Na era da Guerra de Algoritmos, o rugido dos canhões e o deslocamento de tropas – embora ainda relevantes –, tornaram-se secundários ante à velocidade com que os dados fluem. O poder de fogo bruto foi superado pela capacidade de processar, proteger e distribuir informações estratégicas com maior velocidade que o oponente.
Na esteira bélica atual, quem detém o instrumento de comunicação mais eficiente e a inteligência mais rápida não apenas antecipa o movimento do inimigo, mas molda a própria realidade do campo de batalha.
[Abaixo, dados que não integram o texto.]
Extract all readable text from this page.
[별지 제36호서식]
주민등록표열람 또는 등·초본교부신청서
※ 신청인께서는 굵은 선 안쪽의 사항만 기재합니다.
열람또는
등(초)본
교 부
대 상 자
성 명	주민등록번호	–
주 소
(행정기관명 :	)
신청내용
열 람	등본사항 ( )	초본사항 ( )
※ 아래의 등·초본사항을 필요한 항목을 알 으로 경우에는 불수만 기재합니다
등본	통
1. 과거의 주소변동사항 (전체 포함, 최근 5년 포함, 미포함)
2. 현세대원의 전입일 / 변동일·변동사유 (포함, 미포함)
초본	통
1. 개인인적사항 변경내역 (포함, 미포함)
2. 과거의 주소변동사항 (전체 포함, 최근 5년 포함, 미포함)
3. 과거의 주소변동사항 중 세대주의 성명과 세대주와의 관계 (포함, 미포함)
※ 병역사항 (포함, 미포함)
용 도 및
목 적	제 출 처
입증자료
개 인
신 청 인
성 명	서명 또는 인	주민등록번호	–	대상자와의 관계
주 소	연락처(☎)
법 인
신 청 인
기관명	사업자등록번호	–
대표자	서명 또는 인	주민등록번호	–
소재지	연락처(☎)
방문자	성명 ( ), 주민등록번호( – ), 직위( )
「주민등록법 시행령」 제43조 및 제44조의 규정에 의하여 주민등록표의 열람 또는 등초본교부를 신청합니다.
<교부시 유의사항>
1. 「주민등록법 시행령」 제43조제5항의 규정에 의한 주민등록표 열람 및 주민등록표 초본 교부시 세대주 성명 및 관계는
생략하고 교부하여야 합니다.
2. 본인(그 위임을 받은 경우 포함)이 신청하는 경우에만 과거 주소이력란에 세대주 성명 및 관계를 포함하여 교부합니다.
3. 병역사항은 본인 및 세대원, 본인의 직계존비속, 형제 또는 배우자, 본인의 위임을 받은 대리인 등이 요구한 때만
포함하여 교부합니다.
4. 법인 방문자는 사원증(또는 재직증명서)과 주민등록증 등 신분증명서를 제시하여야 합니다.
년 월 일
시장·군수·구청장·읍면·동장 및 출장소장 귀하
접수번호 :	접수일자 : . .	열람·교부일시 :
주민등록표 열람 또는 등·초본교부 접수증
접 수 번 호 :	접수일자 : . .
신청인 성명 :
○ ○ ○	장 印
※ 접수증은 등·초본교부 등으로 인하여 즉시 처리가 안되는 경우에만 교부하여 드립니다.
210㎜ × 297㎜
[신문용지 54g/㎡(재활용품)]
No século XXI, a superioridade informacional é o divisor de águas entre a vitória estratégica e a derrota catastrófica. Hoje, os instrumentos de comunicação não são apenas ferramentas de apoio; eles são as armas de ponta que definem o ritmo e a eficácia de qualquer esforço bélico.
Antes, oficiais generais operavam sob a névoa da guerra, por assim dizer, devido à incerteza causada por informações incompletas ou atrasadas. No cenário digital, essa névoa está sendo dissipada por sistemas de comando, de controle, comunicações, computadores, inteligência, vigilância e reconhecimento (C4ISR).
Estados Unidos e Israel dominam, de longe, o novo campo de batalha; têm know how nos segmentos de comunicação e informação. Além, claro, de contar com forças armadas bem treinadas. A propósito, especialistas apontam que a Força Aérea israelense é mais competente (precisa) do mundo – supera a americana.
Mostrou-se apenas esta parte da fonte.